In this work, direct air capture via adsorption is studied through the design and analysis of two temperature-vacuum swing cycles. A novel way of describing the \({\hbox {CO}}_{2}{-}{\hbox {H}}_{2}{\hbox {O}}\) co-adsorption, a rigorous way of designing a cycle, and a parametric study on various operating conditions are presented.

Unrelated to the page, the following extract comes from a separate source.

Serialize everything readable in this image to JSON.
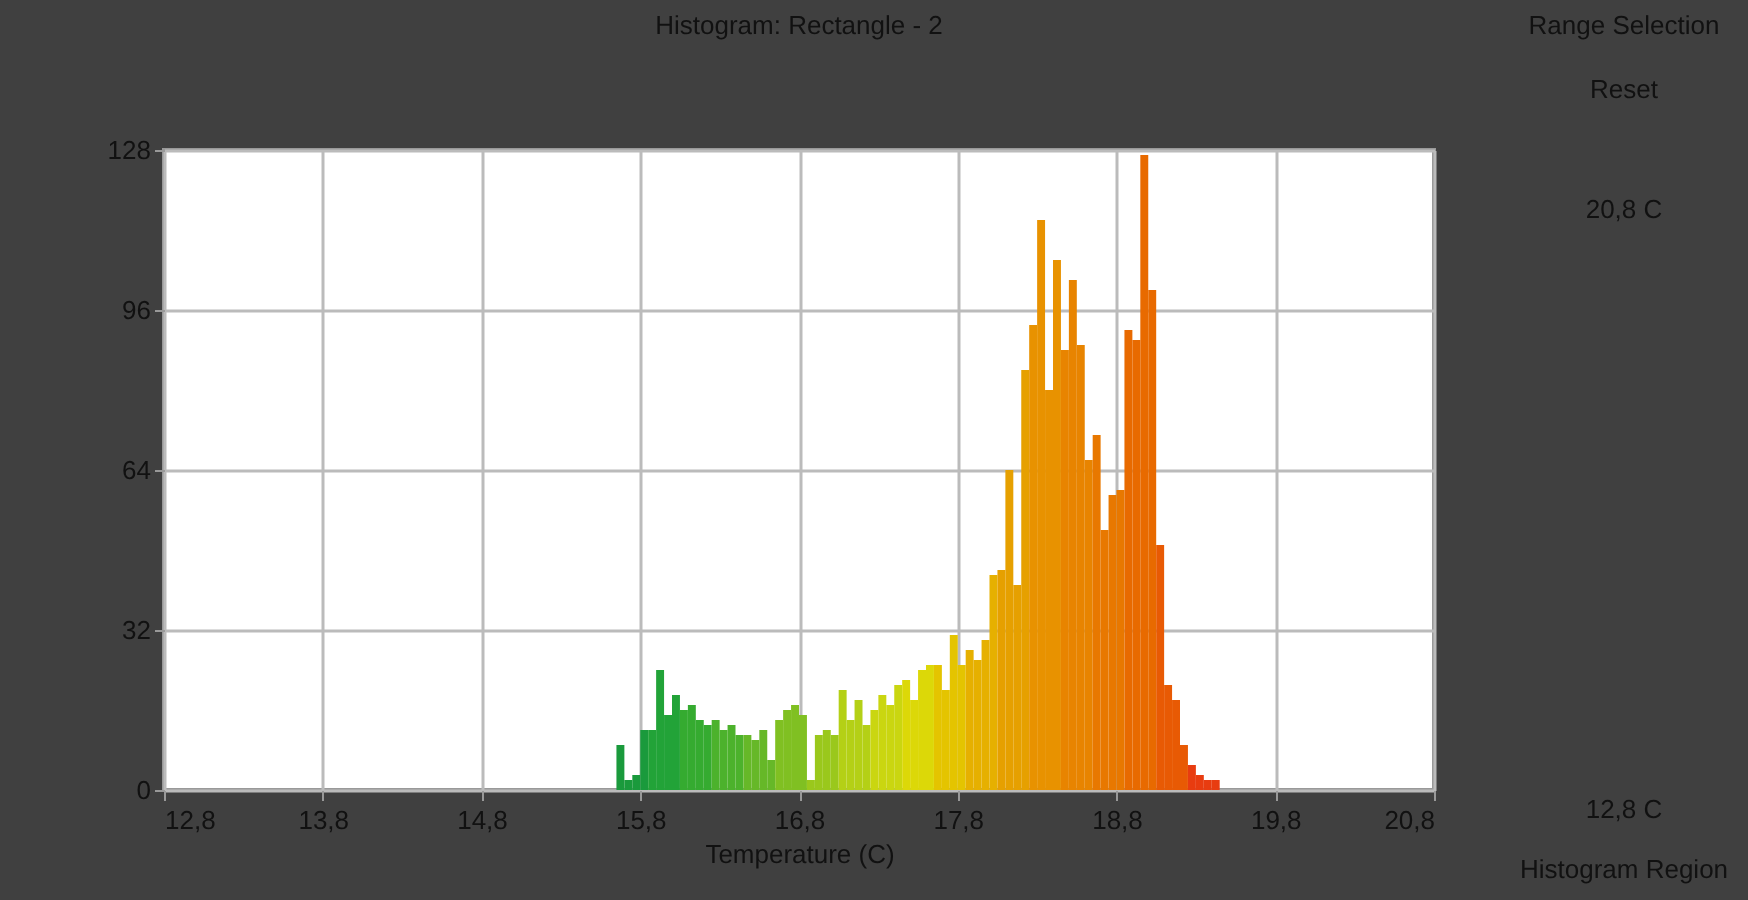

It is well known, and our simulations confirm it, that direct air capture comes at the cost of a substantial energy penalty. Part of it (the larger fraction) is thermal energy for column regeneration, and part is electrical energy for air blowing and column evacuation. The trade-off between the two forms of energy is quantified by our model and well illustrated by the maps of Fig. 7. Results show how it is energetically favorable to operate at high evacuation pressures and low steam purge rates (or no steam at all) to obtain low \({\hbox {CO}}_{2}\) production rates. High \({\hbox {CO}}_{2}\) production can instead be achieved at deep vacuum levels or alternatively by increasing the steam purge; the choice will depend on the availability of power and heat.

In fact, where and how direct air capture is deployed will depend strongly on the absolute and relative availability of affordable and low-carbon power and heat, besides that of a permanent (storage) or temporary (utilization) \({\hbox {CO}}_{2}\) sink. The design of the direct air capture plant and of its cycle and operation will have to account for this. Therefore, the availability of a sound model and process simulator as presented here will be indispensable to quantify the trade-offs and realize an optimal design and operation, in terms of productivity and energy intensity.